From vegetarian burgers to meat crumbles, fake sausages to veggie hot dogs, the selection is expanding nearly every day!
As you create your first vegetarian meals, keep it simple. You can use all of your usual recipes, just replace the meat with a meat-free option – veggie crumbles in place of meat in spaghetti or a veggie patty on a bun in place of your usual hamburger, for example.
Step #3: Experiment With New Flavors and Recipes
As you become a more experienced vegetarian, you can start to move away from using meat substitutes and branch out to new flavors.
Try using tofu in a stir fry. Lentils and chickpeas also make excellent stand-ins for meat.
If I crave meat, one of my favorite things to do is to make a lentil dish flavored with bay leaves and oregano – it really does have a smoky, “meaty” taste that is just as satisfying as a burger!
For breakfast, oats have a very hearty texture and are really comforting. You can even use them to make a batch of your own granola bars in the oven, which are perfect for busy mornings!
To support your vegetarian diet, try to seek out new recipes. There are many Pinterest boards and vegetarian blogs online, which are constantly updated with new recipes.
Dozens of vegetarian cookbooks are available online (even at discount stores!), and your local bookstore likely carries several magazines devoted to vegetarian food.
Aim to adapt one of your favorite old recipes and try one new recipe every two weeks. This way, you’ll never get bored, and you’ll create your own vegetarian “recipe box” in no time!
Sample Vegetarian Meal Plan for Your First Week
(Including Vegan Options)
Breakfast: scrambled eggs with toast and/or vegetarian/vegan sausages
Lunch: egg salad sandwich (or chickpea salad sandwich if vegan)
Dinner: spaghetti, with or without vegetarian or vegan meatballs/meat crumbles (from the freezer section)
Breakfast: granola bar (homemade or store-bought) with banana
Lunch: grilled cheese sandwich (use vegan shredded cheese if you want to)
Dinner: broccoli-cheese soup (or lentil soup if vegan)
Breakfast: Greek yogurt with fruit (or coconut yogurt, if vegan)
Lunch: pasta salad, carrot sticks and/or potato chips
Dinner: vegetarian or vegan burger on a bun with french fries
Breakfast: cereal with milk of your choice
Lunch: baked potato with filling of your choice (cheese or vegan cheese, beans, salad)
Dinner: Mexican burritos/tacos (taco shells or tortillas filled with refried/black beans, brown rice, lettuce, tomato, avocado slices, and salsa)

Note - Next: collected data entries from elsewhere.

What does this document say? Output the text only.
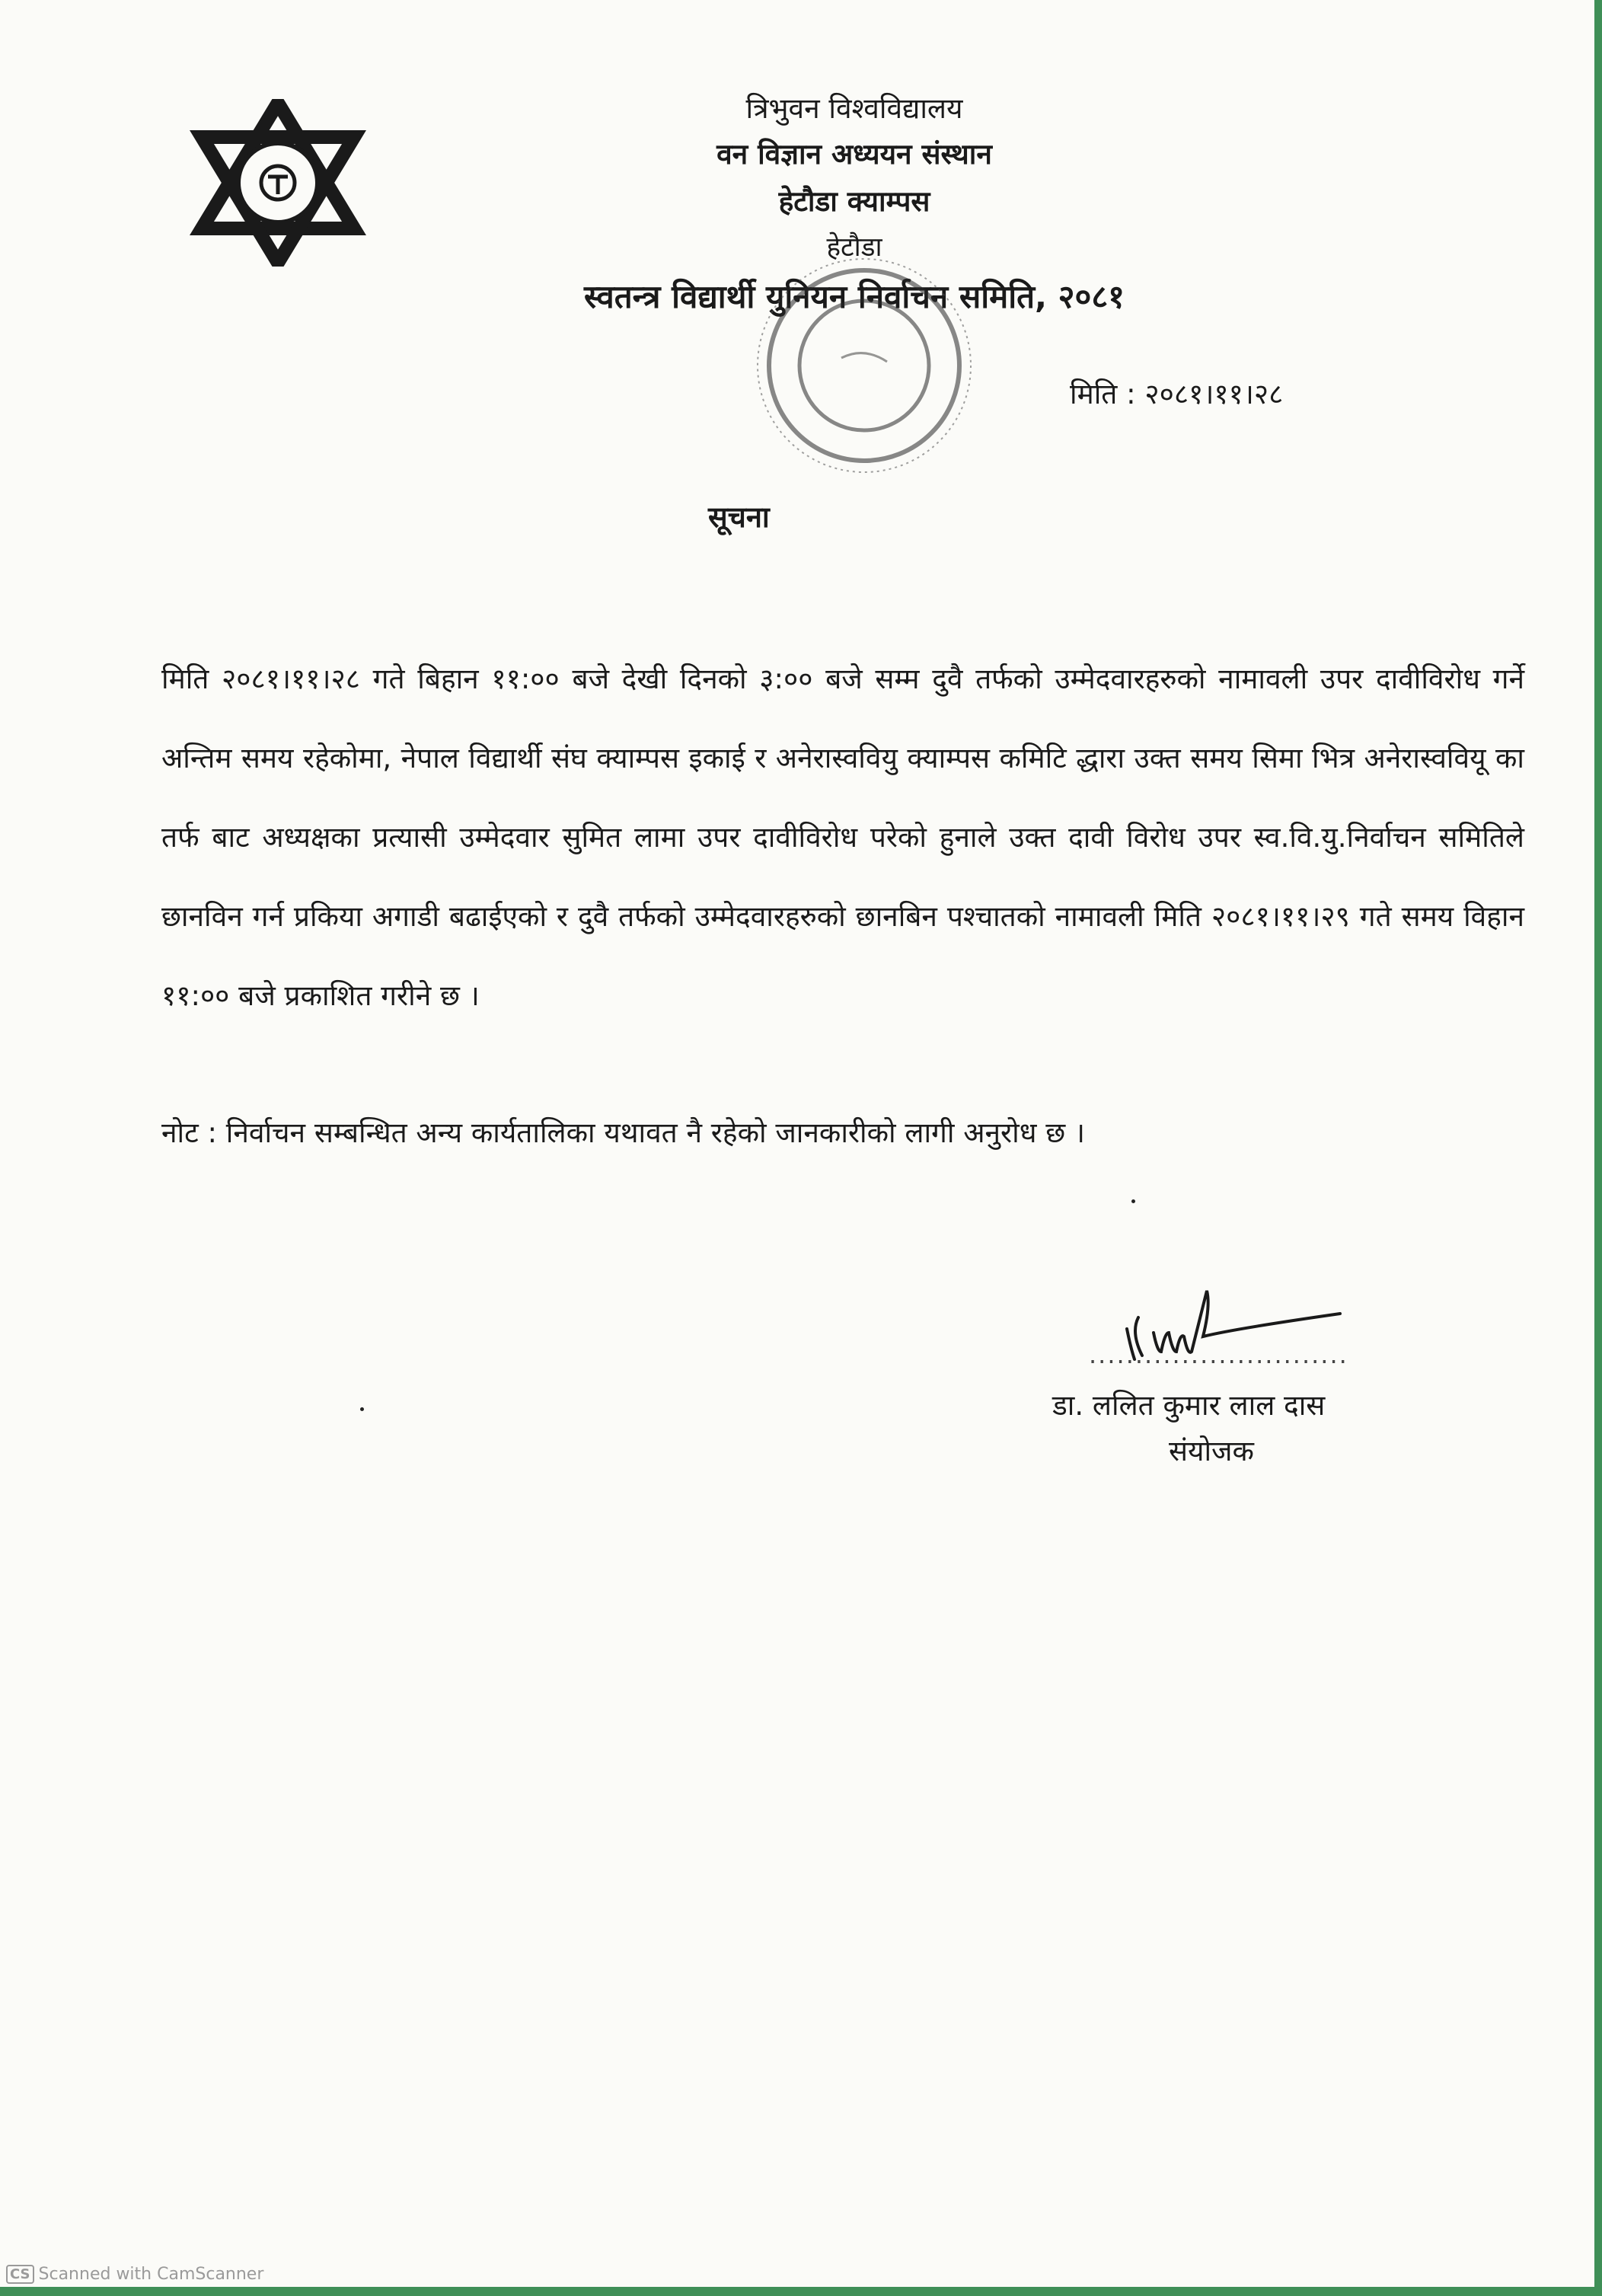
त्रिभुवन विश्वविद्यालय
वन विज्ञान अध्ययन संस्थान
हेटौडा क्याम्पस
हेटौडा
स्वतन्त्र विद्यार्थी युनियन निर्वाचन समिति, २०८१
मिति : २०८१।११।२८
सूचना
मिति २०८१।११।२८ गते बिहान ११:०० बजे देखी दिनको ३:०० बजे सम्म दुवै तर्फको उम्मेदवारहरुको नामावली उपर दावीविरोध गर्ने अन्तिम समय रहेकोमा, नेपाल विद्यार्थी संघ क्याम्पस इकाई र अनेरास्ववियु क्याम्पस कमिटि द्धारा उक्त समय सिमा भित्र अनेरास्ववियू का तर्फ बाट अध्यक्षका प्रत्यासी उम्मेदवार सुमित लामा उपर दावीविरोध परेको हुनाले उक्त दावी विरोध उपर स्व.वि.यु.निर्वाचन समितिले छानविन गर्न प्रकिया अगाडी बढाईएको र दुवै तर्फको उम्मेदवारहरुको छानबिन पश्चातको नामावली मिति २०८१।११।२९ गते समय विहान ११:०० बजे प्रकाशित गरीने छ ।
नोट : निर्वाचन सम्बन्धित अन्य कार्यतालिका यथावत नै रहेको जानकारीको लागी अनुरोध छ ।
............................
डा. ललित कुमार लाल दास
संयोजक
CS Scanned with CamScanner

Breakfast: oatmeal (instant or overnight) with cinnamon or maple syrup and fruit of choice
Lunch: humus and pita with olives, salad, and feta cheese (or vegan cheese substitute)
Dinner: pot pie (or cottage pie)—can be store-bought or homemade
Breakfast: vegan/vegetarian pancakes with maple syrup
Lunch: risotto with butternut squash
Dinner: stir-fry (spaghetti noodles with soy and teriyaki sauce, mixed vegetables from the freezer section)
Breakfast: blueberry muffin (homemade or store-bought) with smoothie (blend together ice cubes, milk or coconut milk, 1 banana, and some strawberries or blueberries)
Lunch: vegetarian chili or (lentils with rice)
Dinner: falafel with lemon-tahini sauce
I hope this info on starting a vegetarian diet plan for beginners has inspired you to experiment with new flavors in the kitchen! Good luck, and happy cooking!